Nature 589, 7840 doi: 10.1038/s41586-020-2923-3

新型コロナウイルス感染症(COVID-19)のパンデミックによって人の移動パターンは大きく変化しており、そうした移動の変化が重症急性呼吸器症候群コロナウイルス2(SARS-CoV-2)の感染拡大に及ぼす影響を捉えることのできる疫学モデルが求められている。今回我々は、細粒度の複数の動的移動ネットワークを統合して米国の10の大都市圏でSARS-CoV-2の感染拡大をシミュレートする、メタ集団のSEIRモデル[感受性者(susceptible)、潜伏期感染者(exposed)、感染者(infectious)、隔離者(removed)からなる感染症数理モデル]について報告する。これらの移動ネットワークは携帯電話データに由来し、計9800万人について、居住区域(国勢調査細分区グループ)から飲食店や宗教施設といった目標地点までの動きを1時間単位でマッピングしたもので、5万6945の国政調査細分区グループが54億の毎時辺で55万2758の目標地点と関連付けられている。

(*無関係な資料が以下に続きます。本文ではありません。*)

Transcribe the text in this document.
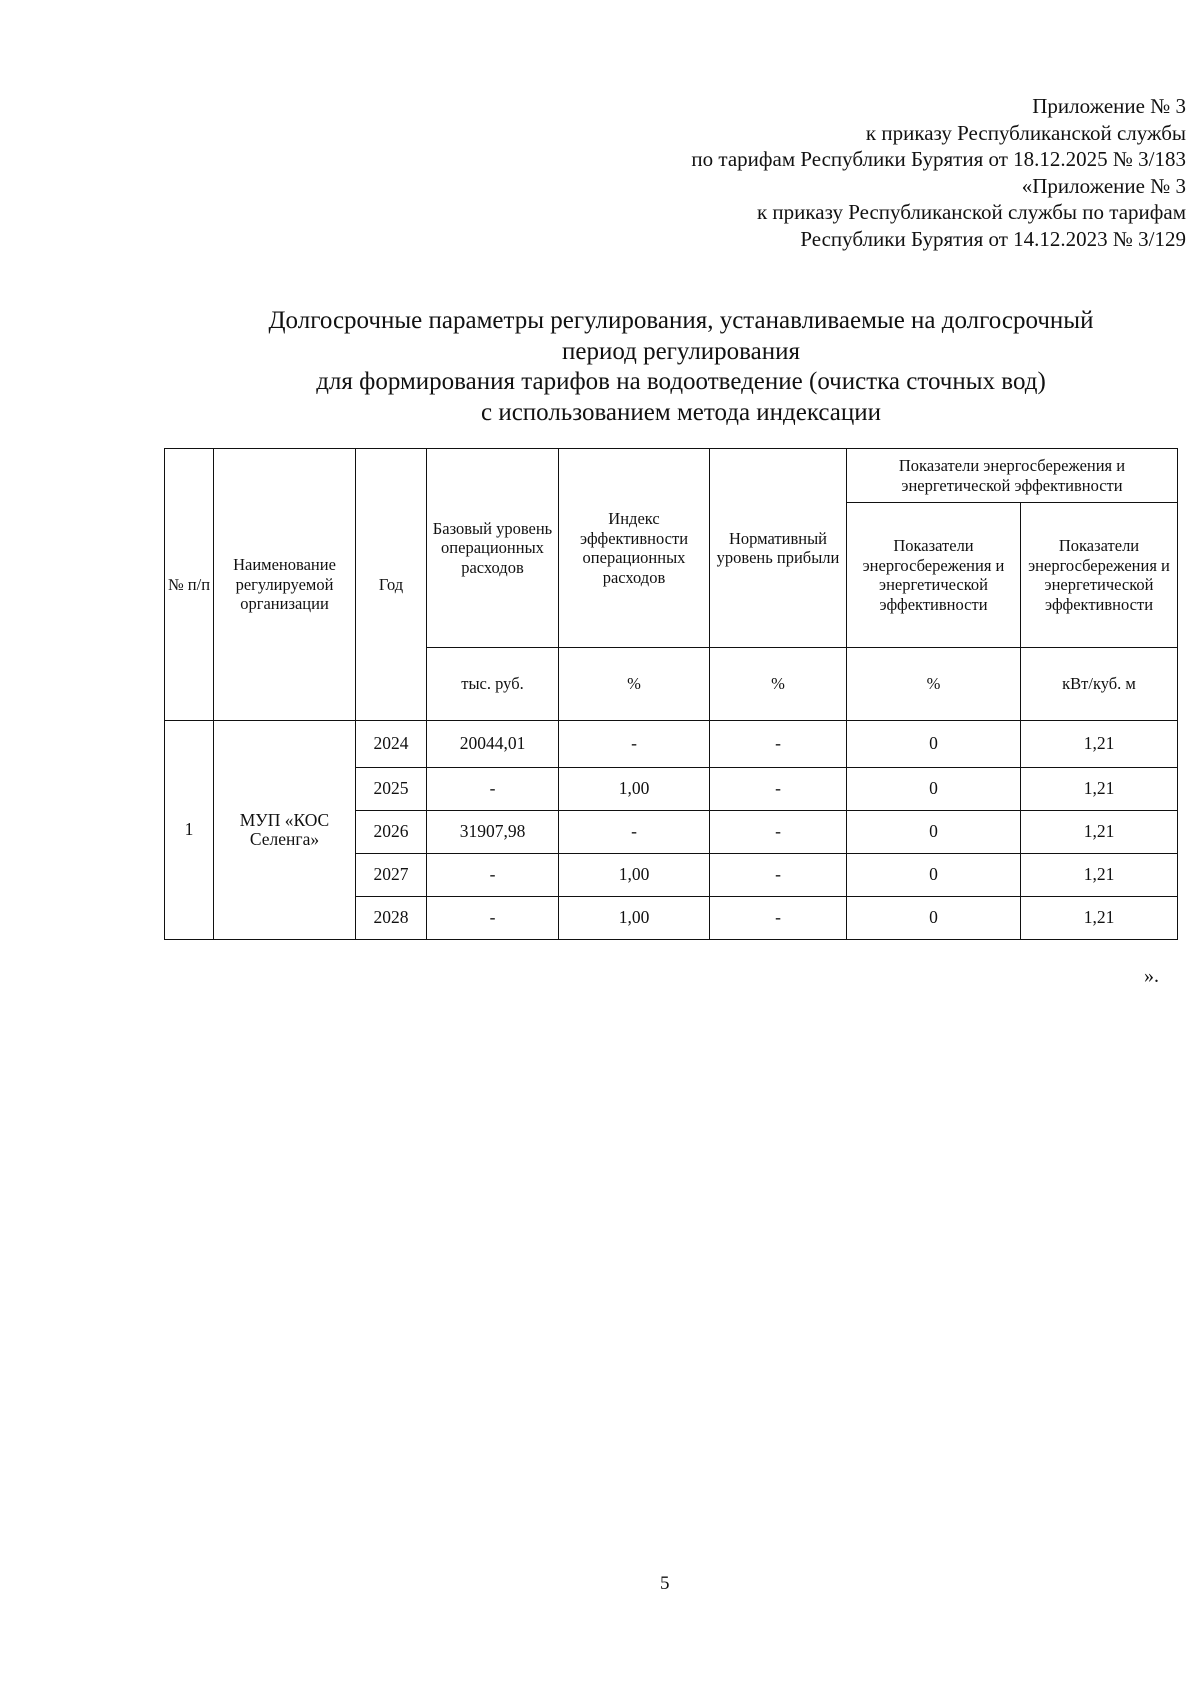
Приложение № 3
к приказу Республиканской службы
по тарифам Республики Бурятия от 18.12.2025 № 3/183
«Приложение № 3
к приказу Республиканской службы по тарифам
Республики Бурятия от 14.12.2023 № 3/129
Долгосрочные параметры регулирования, устанавливаемые на долгосрочный
период регулирования
для формирования тарифов на водоотведение (очистка сточных вод)
с использованием метода индексации
№ п/п	Наименование регулируемой организации	Год	Базовый уровень операционных расходов	Индекс эффективности операционных расходов	Нормативный уровень прибыли	Показатели энергосбережения и энергетической эффективности	
						Показатели энергосбережения и энергетической эффективности	Показатели энергосбережения и энергетической эффективности
			тыс. руб.	%	%	%	кВт/куб. м
1	МУП «КОС Селенга»	2024	20044,01	-	-	0	1,21
		2025	-	1,00	-	0	1,21
		2026	31907,98	-	-	0	1,21
		2027	-	1,00	-	0	1,21
		2028	-	1,00	-	0	1,21
».
5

これらのネットワークを統合することで、集団の行動には経時的な変化が大きいものの、比較的単純なSEIRモデルが実際の感染症例の推移と正確に一致し得ることが明らかになった。我々のモデルは、ごく少数の「スーパースプレッダー」地点が感染の大多数を占めており、各目標地点の最大利用者数の制限が一律の移動制限よりも効果的であることを予測している。このモデルはまた、人種的および社会経済学的に不利な立場にある集団で感染率が高いのは、単に移動性の差異によるものであることも正確に予測している。不利な立場の集団は移動をあまり大きく抑制できておらず、そうした人々の訪れる目標地点がより混雑しているためにリスクがより高くなっていることが分かったのである。我々のモデルは、誰がどこで感染しているかを捉えることで詳細な分析を支援し、COVID-19への効果的で公平性の高い政策対応に情報を与える得るものである。